Nuke City
1
Als er sie ansah, dachte er unwillkürlich an die Gewitter, die er in seiner Kindheit erlebt hatte…
Er war in den Plains aufgewachsen, weit westlich des Mississippi, aber nicht so weit, daß die Rockies mehr gewesen wären als die Andeutung einer dunklen Linie am Horizont - an klaren Tagen. Gewitter waren mittlerweile in jeder Jahreszeit alltäglich, und er und seine Freunde hatten die Gewitter begleitet, wenn diese sich über der Prärie austobten. Es war dreizehn Jahre her, daß der Große Geistertanz die Macht der Vereinigten Staaten von Amerika gebrochen hatte, und Kyle Teller war neun Jahre alt.
Die Gewitter seien ein Zeichen für die Zufriedenheit der Großen Geister darüber, daß ihr Volk das Land zurückbekommen habe, sagten die Stammesschamanen. Kyle und seine Freunde pflegten in der Kühle des frühen Abends herumzutoben, zu schreien und einander zu jagen, wobei jeder die Rolle eines der mächtigen Totems übernahm, die zurückgekehrt waren, um die Leute aus ihrer Unterdrückung zu befreien.
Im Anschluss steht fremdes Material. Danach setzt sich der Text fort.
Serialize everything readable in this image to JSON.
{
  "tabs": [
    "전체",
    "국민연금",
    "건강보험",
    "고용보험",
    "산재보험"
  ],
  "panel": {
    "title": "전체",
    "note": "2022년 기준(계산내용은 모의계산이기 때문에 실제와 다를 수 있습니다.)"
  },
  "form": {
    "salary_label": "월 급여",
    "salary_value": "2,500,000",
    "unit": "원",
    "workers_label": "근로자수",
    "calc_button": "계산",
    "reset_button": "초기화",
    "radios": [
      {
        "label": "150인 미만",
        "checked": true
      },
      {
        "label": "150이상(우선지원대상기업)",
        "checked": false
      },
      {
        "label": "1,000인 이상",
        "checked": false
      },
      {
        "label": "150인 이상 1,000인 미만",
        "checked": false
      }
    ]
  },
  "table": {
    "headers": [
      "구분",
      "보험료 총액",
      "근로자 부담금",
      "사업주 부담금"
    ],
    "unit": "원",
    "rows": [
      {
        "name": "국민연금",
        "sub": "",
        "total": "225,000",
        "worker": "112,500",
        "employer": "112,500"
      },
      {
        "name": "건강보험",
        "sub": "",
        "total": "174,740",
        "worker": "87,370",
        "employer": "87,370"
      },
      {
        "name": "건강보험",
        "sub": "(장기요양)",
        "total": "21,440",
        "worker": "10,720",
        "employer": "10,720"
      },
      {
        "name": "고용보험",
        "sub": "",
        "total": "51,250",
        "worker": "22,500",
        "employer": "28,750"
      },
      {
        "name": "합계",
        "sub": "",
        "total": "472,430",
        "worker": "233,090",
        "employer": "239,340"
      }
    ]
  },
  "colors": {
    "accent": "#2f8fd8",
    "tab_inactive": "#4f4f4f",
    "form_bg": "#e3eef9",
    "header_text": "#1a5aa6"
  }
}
Sie lauschten den auffrischenden Winden, schnupperten die Gerüche, die in der Luft lagen, während sie das Wiedererwachen der Magie feierten und genau beobachteten, wo das nächste Gewitter entstehen und in welche Richtung es ziehen würde. Dann, wenn sie ihre Energie verpulvert hatten, kehrten sie nach Hause zurück, beendeten ihre Hausaufgaben und bereiteten sich auf den nächsten Schultag vor. Kyle brauchte nicht so viel zu lernen wie die anderen, mußte sich aber dennoch vorbereiten. Seine Mutter war angloamerikanischer Abstammung, was bedeutete, daß er sich mit schlimmeren Dingen auseinanderzusetzen hatte als mit Schularbeiten.
Aber was die Gewitter betraf, war Kyle der Beste. Es gab Zeiten, in denen er ihre Energien tief in sich spüren konnte, bevor sich erste Anzeichen ihrer Entstehung manifestierten. Und wenn das Gewitter dann tatsächlich ausbrach, war es für ihn so, als entfalte sich eine elementare Blume, langsam und unaufhaltsam, bis es nichts mehr gab, was sie daran hindern konnte, über dem ganzen Land aufzublühen. Er sah die Entwicklung, spürte die Strukturen und konnte erkennen, wo das Gewitter seinen Anfang nehmen und wie lange es dauern würde. Wenn er mit den anderen Kindern spielte, war er immer Koyote, denn nur der alte Gaukler konnte einen Halbwüchsigen mit solch einem Scharfblick gesegnet haben.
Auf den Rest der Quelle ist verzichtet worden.